Evaluation Method	PAR	OPC	FAP	FAS	Overall Score
Vanilla Prompt	58.89	98.89	40.30	43.75	60.46
RACE(Full)	71.33	99.54	60.24	59.12	72.56
- No Criteria Weights	70.67	99.62	59.83	56.27	71.60
- No Dim Weights	70.89	99.54	60.11	57.22	71.94
- No Weights	71.11	99.69	59.46	58.17	72.11
- No Reference	66.56	97.46	57.51	51.23	68.19
Reverse Position	69.56	97.20	56.75	55.49	69.75
Static Criteria	68.33	98.73	57.86	57.70	70.65
Human Inter-Agreement	68.44	-	-	-	-

Comparison of Different Judge LLMs

We evaluated several leading proprietary LLMs as Judge LLMs within the RACE framework to balance performance and cost considerations.

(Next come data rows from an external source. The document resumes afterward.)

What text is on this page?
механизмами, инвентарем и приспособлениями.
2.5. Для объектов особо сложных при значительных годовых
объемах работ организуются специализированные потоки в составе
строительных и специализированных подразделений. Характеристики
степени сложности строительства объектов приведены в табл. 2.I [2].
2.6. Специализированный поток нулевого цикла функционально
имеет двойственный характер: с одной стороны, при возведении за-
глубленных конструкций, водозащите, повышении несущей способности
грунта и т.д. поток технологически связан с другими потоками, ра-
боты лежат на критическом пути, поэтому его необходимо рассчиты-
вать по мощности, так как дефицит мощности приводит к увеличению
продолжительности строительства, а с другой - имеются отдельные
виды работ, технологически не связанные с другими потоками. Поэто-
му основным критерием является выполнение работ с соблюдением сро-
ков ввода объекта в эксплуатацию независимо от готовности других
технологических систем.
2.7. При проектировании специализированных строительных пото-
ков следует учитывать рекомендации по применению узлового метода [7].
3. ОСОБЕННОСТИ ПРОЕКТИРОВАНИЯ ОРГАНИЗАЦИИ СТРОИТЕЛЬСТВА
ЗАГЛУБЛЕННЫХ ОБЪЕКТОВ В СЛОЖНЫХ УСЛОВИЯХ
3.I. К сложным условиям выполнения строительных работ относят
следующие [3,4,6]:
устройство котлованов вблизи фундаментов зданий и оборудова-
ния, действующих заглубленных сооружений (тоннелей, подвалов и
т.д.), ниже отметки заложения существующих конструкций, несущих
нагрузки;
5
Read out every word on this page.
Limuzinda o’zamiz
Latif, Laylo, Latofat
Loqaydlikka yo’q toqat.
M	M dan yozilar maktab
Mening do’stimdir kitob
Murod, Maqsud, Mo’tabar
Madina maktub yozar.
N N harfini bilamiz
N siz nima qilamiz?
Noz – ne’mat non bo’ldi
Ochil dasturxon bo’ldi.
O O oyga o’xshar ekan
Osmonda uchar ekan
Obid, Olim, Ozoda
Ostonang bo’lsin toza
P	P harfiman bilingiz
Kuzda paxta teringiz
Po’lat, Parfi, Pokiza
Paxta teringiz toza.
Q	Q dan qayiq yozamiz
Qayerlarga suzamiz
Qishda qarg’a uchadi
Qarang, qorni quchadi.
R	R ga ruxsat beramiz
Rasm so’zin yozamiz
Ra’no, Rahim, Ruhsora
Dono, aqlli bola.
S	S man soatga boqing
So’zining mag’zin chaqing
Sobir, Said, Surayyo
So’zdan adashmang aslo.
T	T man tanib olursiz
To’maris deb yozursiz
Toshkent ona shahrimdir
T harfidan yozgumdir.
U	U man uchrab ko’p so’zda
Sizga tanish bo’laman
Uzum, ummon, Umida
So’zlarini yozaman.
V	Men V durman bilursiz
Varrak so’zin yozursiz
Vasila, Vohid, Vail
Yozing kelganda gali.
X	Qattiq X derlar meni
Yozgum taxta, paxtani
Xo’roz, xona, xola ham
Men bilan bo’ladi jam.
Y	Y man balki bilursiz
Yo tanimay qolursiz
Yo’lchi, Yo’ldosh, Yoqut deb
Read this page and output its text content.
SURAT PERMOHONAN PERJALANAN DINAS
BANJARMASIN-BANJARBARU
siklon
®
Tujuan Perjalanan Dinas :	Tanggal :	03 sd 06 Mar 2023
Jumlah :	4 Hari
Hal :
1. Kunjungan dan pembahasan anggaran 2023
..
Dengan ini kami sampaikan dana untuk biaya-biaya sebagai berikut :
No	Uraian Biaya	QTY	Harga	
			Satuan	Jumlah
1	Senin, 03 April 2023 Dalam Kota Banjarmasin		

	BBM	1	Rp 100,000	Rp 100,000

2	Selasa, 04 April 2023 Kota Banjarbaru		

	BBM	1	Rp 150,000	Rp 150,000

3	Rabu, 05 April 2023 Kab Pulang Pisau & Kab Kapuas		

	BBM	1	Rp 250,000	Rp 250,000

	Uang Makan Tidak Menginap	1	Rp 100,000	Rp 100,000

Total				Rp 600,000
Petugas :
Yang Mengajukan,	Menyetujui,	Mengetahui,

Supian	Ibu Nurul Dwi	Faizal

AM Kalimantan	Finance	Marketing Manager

Table 3: Comparison of human consistency scores and average cost using different Judge LLMs within the RACE(Full) framework. The best for each metric are highlighted in bold.
Judge LLM	PAR	OPC	FAP	FAS	Overall	Avg. Cost ($)
Gemini 2.5 Pro Preview	71.33	99.54	60.24	59.12	72.56	0.13
o3	68.11	96.22	57.64	52.36	68.58	0.37
o4-mini	70.89	97.06	59.54	59.02	71.63	0.04
Claude 3.7 Sonnet	70.78	96.53	58.22	63.61	72.28	0.47

Gemini 2.5 Pro Preview achieved the best overall performance score of 72.56% while maintaining a competitive average cost of $0.13 per query. Based on this comprehensive evaluation balancing performance and cost efficiency, we selected Gemini 2.5 Pro Preview as the Judge LLM in our final framework.